Gupta: “Despite having more aggressive disease, the men who received adjuvant ADT plus radiation did better.”

What should happen when a man is found to have lymph node metastases (LNM) after radical prostatectomy? Some doctors would advocate waiting; others would advise a course of androgen deprivation therapy (ADT), or external-beam radiation therapy – or both.

Which option is right? That’s a trick question: they all are, depending on whether or not the man has “adverse pathology.” A new analysis, published in the British Journal of Urology, provides much-needed guidance for men in this situation. In this Brady-led study using hospital records from the National Cancer Data Base, investigators looked at survival outcomes in 8,074 patients with LNM after prostatectomy between 2004 and 2013.

After surgery, 4,489 of these men were managed with observation; 2,065 were treated with adjuvant ADT; and 1,520 received adjuvant ADT together with external-beam radiation therapy. The average follow-up time for all patients was a little over four years.

“We found that the men who were managed with observation were older than those who received adjuvant ADT or ADT plus radiation,” says Brady urologist Mohit Gupta, M.D., the study’s lead author. “The patients treated with adjuvant ADT, or with ADT plus radiation had more aggressive pathology” – findings such as a higher pathological stage of cancer, a higher Gleason score, positive surgical margins, and a greater amount of cancer in the lymph nodes.

However, despite having more aggressive disease, the men managed with adjuvant ADT plus radiation did better than the man managed either with observation or with ADT alone, he adds.

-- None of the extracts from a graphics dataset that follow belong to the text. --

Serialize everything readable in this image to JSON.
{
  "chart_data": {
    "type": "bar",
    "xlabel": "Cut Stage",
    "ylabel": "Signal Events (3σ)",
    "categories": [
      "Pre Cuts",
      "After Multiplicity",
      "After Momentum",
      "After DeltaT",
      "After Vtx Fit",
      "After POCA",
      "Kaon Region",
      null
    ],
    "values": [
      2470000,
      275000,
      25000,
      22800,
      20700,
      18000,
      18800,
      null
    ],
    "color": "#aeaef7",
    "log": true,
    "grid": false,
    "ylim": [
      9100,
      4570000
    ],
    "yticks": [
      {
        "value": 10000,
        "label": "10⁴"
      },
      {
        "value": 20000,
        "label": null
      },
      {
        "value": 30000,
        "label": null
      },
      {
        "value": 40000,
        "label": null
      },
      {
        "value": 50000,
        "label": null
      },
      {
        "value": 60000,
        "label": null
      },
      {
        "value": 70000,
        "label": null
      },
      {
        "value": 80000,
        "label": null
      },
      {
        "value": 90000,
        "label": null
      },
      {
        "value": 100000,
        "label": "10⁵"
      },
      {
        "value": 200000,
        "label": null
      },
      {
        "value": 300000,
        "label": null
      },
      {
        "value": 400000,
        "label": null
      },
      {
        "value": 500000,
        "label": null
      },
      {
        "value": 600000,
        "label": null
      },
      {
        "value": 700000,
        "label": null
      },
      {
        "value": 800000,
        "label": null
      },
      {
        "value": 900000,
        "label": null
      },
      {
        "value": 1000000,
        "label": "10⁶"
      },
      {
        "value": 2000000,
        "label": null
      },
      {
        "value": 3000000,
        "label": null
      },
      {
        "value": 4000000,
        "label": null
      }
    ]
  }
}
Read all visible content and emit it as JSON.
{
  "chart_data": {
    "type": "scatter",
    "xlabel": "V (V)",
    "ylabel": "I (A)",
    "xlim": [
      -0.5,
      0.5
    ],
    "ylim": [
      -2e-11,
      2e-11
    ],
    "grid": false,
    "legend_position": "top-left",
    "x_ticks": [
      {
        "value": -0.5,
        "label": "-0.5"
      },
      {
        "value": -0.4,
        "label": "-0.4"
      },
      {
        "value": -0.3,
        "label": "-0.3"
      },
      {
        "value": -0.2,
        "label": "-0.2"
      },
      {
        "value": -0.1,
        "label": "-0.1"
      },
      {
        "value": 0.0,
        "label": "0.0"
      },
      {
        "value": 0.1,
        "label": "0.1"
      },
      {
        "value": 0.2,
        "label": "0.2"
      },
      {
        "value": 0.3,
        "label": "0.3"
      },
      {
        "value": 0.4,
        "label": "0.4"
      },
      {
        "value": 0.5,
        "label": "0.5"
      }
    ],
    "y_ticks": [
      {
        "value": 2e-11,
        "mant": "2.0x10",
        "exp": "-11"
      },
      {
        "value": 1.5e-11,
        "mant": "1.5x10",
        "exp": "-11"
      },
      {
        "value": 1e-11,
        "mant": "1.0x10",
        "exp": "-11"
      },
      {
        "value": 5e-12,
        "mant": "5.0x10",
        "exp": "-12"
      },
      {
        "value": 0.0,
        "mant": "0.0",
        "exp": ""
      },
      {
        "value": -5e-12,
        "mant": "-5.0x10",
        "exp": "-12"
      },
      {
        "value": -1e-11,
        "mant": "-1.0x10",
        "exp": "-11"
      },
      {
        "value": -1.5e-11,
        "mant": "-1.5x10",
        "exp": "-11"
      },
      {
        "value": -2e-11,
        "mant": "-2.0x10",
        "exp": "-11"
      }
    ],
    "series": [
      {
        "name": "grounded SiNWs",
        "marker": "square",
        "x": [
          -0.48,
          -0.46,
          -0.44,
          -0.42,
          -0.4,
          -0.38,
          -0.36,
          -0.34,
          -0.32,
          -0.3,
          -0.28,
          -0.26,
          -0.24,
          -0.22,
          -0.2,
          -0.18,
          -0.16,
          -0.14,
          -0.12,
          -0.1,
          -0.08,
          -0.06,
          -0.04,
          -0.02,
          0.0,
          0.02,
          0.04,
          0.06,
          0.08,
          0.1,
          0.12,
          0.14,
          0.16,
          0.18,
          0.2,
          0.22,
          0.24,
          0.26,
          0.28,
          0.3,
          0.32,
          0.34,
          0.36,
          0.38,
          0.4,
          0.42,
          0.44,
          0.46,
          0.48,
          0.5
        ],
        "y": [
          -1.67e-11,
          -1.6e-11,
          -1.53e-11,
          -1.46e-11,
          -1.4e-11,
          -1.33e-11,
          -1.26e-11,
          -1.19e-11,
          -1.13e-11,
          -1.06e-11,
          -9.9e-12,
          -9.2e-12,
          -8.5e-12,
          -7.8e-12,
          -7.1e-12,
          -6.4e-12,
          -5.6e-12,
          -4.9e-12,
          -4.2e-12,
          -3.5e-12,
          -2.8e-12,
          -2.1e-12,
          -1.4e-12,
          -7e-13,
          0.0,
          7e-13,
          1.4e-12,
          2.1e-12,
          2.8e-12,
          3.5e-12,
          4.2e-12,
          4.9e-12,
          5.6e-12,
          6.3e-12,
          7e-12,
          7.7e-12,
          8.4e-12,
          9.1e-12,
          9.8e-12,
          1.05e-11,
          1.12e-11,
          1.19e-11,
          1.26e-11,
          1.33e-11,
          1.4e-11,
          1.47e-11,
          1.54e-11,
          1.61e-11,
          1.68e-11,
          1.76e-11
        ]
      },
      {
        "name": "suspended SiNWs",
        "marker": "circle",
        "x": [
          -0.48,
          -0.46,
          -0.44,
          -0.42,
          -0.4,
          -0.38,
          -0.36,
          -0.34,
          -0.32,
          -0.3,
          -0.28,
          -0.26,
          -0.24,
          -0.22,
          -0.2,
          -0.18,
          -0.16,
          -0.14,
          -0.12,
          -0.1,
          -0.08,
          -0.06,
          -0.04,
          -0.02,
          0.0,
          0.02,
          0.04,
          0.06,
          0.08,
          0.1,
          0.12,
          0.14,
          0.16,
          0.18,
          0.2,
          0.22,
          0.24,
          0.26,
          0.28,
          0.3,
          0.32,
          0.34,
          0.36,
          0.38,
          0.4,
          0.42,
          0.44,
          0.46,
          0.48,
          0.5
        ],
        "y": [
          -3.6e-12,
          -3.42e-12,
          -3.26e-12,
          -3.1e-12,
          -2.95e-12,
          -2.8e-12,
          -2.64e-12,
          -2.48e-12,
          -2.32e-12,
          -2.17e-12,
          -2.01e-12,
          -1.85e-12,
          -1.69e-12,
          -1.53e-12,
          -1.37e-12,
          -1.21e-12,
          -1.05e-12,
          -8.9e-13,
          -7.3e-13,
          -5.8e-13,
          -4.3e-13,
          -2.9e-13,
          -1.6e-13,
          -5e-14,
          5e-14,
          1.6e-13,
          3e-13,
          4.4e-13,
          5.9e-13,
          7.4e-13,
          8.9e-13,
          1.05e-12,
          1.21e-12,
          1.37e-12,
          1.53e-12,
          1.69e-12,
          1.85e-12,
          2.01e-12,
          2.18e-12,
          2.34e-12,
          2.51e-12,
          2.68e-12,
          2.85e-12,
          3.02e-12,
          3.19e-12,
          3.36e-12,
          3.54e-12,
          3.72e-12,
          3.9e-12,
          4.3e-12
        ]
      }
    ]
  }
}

The predicted five- and 10-year overall survival rates were about 88 percent and 68 percent, respectively, for observation; about 88 percent and 68 percent for ADT, and about 91 percent and 74 percent for ADT plus EBRT.

The Brady investigators, including Hiten Patel, Zeyad Schwen, Phuoc Tran, and Alan Partin, also found that certain pathological findings raised the likelihood of having lethal disease, “and men who have one or more of these independent predictors would benefit from receiving adjuvant ADT plus radiation,” says Gupta. These included the presence of cancer in the seminal vesicles, a Gleason score of 9 or greater, having three or more positive lymph nodes, and having positive surgical margins. “Conversely, we found no benefit in survival rates between the treatment groups in men who lacked any of these adverse features.”

Based on this research, “we conclude that patients with adverse pathology who are found to have LNM benefit most from adjuvant ADT plus external-beam radiation therapy.” However, “patients without high-risk features may be managed with observation and forego the complications associated with extra treatment.”